Dion duduk di sebelah ranjang Venus dengan posisi menyamping. Sementara Venus ikut menyamping menghadapnya.
“Masih sakit?” tanya Dion pada keadaan tangan Venus. Venus mengangguk dan sedikit tersenyum. Dion sedikit berpikir dan bingung harus berbuat apa untuk membantu.
“Apa yang bisa saya lakukan?” Dion mulai pasrah. Ia tak punya ide sama sekali. Venus tersenyum saja dan meminta hal yang lebih aneh.
“Kalau mau, Mas Dion boleh tiupin telapak tanganku!” Venus menyengir lalu menyodorkan telapak tangannya pada Dion langsung di depan wajahnya. Dion sampai terkesiap dan kepalanya mundur ke belakang.
“Huh ...” Venus malah terkekeh dan masih meletakkan tangannya untuk ditiupi oleh Dion.
“Tapi ...”
“Ayo, katanya mau tanggung jawab!” potong Venus cepat. Dion pun dengan polosnya meniup perlahan luka lecet itu agar tak terlalu perih.

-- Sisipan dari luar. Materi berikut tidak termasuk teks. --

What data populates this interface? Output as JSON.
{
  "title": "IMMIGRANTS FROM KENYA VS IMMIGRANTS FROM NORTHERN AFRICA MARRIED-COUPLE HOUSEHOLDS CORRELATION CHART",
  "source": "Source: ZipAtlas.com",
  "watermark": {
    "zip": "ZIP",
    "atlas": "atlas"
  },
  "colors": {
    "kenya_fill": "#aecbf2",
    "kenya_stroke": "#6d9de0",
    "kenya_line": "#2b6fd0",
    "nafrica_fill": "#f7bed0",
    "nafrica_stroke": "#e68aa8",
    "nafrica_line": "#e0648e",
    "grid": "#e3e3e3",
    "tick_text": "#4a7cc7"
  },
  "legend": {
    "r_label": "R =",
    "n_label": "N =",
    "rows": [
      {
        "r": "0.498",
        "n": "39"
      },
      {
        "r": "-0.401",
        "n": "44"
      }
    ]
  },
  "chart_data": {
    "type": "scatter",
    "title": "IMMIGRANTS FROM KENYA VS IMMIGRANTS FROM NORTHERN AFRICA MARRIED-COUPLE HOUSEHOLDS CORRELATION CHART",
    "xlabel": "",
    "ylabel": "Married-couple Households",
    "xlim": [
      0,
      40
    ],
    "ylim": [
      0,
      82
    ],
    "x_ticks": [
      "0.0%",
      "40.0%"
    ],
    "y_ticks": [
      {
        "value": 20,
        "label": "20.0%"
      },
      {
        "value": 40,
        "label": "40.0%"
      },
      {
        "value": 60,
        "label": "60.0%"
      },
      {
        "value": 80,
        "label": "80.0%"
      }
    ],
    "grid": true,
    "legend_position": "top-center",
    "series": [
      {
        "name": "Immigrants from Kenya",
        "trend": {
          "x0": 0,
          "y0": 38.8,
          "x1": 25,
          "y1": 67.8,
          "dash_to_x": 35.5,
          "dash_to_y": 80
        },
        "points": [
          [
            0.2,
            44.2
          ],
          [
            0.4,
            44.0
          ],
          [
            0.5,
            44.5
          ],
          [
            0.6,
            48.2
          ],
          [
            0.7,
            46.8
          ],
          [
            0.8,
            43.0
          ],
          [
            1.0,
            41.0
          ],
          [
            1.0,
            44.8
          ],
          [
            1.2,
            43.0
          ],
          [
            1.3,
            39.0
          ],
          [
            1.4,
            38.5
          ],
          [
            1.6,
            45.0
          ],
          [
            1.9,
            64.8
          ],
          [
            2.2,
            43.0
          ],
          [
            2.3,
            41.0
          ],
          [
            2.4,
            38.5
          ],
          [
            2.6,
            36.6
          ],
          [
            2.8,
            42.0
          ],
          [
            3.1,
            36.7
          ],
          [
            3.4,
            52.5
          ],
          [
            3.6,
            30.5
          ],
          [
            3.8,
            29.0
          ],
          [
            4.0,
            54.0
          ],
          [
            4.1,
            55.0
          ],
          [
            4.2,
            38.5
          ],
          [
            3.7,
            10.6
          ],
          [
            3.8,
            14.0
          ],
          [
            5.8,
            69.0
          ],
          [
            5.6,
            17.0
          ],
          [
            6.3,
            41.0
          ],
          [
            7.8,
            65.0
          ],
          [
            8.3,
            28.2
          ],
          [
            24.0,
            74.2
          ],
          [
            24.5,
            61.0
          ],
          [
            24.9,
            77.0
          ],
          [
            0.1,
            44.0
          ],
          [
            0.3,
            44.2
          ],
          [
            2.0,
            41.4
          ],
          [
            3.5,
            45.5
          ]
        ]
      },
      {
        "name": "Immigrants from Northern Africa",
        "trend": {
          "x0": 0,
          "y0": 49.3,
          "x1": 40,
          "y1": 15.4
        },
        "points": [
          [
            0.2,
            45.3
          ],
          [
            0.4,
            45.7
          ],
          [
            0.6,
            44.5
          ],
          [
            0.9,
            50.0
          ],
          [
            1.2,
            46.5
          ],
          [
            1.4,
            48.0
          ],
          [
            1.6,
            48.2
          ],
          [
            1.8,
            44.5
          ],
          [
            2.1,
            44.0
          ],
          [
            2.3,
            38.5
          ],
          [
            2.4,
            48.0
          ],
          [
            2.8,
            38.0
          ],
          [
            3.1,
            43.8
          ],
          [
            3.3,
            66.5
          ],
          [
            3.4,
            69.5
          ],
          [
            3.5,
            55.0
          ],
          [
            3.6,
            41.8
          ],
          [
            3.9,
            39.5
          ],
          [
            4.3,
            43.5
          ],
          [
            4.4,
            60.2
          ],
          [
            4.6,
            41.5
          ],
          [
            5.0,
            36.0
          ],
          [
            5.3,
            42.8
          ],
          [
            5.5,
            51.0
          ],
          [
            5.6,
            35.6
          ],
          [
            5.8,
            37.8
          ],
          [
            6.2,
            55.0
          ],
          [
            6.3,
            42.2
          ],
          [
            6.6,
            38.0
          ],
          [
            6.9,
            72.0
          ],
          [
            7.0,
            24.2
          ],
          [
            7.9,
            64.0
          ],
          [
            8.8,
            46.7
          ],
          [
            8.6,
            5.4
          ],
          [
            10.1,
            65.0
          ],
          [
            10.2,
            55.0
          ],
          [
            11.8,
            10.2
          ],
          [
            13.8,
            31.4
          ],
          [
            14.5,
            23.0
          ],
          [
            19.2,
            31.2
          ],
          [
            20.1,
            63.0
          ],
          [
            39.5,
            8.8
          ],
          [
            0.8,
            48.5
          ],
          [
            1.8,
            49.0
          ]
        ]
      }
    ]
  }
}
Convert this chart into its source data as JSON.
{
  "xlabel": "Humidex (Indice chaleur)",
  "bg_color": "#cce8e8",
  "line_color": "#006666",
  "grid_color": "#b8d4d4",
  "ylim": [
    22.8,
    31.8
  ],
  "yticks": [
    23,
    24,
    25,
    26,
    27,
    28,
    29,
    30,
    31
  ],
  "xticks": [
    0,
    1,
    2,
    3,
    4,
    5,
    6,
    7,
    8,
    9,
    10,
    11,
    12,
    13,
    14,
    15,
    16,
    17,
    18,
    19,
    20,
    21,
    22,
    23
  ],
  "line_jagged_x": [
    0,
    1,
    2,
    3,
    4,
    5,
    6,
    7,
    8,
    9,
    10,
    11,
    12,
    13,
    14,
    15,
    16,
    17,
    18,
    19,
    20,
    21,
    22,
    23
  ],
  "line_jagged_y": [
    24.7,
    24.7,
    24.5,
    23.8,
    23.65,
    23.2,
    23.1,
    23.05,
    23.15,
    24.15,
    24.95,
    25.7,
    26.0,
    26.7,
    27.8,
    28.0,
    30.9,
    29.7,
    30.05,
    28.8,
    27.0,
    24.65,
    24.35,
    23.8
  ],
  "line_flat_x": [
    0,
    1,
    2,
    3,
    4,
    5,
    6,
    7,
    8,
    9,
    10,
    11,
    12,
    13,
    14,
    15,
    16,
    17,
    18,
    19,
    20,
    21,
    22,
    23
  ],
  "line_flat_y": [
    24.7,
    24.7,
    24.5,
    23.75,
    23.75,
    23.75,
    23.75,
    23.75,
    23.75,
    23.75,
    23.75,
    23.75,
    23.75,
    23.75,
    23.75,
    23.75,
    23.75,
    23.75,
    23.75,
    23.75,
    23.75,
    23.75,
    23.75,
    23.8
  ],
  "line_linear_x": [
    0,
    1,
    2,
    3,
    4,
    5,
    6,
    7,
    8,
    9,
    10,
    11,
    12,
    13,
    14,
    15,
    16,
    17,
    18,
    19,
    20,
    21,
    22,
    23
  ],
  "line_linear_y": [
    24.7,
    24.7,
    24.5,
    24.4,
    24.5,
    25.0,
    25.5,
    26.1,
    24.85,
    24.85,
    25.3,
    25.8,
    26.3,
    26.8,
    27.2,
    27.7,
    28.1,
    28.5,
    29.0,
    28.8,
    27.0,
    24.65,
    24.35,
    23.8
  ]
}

“Yang lebih deket dong, Mas! Gak terasa!” protes Venus makin mengerjai Dion. Dion diam sedetik lalu mendekat lagi untuk meniup. Venus menurunkan tangannya ke sisi ranjang agar Dion balik menghadapnya. Dion pun terpaksa meluruskan posisinya untuk meniupi lembut telapak tangan Venus.
Venus sedang terluka dan Dion tak tahu. Beberapa jam sebelumnya, ia mendapati jika tunangannya bermain hati dengan wanita lain. Meskipun Gareth belum mengkonfirmasi tentang hal itu, namun Venus mempercayai instingnya. Gareth begitu dingin selama beberapa bulan belakangan ini. Pasti ada yang sudah mengalihkan perhatiannya.
Venus terus memandang Dion yang mengalirkan perhatiannya dengan meniupi telapak tangannya yang terluka. Wajah Dion terlihat sangat tampan sekarang. Dengan rambut hitam yang tertata rapi, Venus baru menyadari jika pengawalnya itu memiliki wajah di atas rata-rata. Harusnya dia menjadi model saja.
“Mas Dion, Polisi ya?” tanya Venus berbasa-basi pada Dion yang begitu berkonsentrasi meniup lembut. Dion menaikkan pandangannya menatap Venus yang juga menatapnya lembut. Tak ada lagi Venus yang membencinya seperti seminggu lalu.
“Iya,” jawab Dion singkat lalu meniup lagi.
“Pangkatnya apa?” tanya Venus lembut.
“IPTU ...”
“Apa itu IPTU?” Dion menaikkan lengkungan senyumannya. Ia mulai tak tegang dan jauh lebih santai bicara dengan Venus.
“Kepanjangannya Inspektur Tingkat Satu.”
“Tinggi dong?”
“Itu pangkat perwira menengah. Gak terlalu tinggi,” jawab Dion merendah. Venus tersenyum dan matanya mulai mengantuk. Tiupan lembut dan hangat dari Dion membuat rasa perih mereda dan berganti dengan rasa nyaman.
“Apa Mas Dion punya pacar?” tanya Venus lagi mulai sedikit menggeliat tapi masih menyamping memandang Dion.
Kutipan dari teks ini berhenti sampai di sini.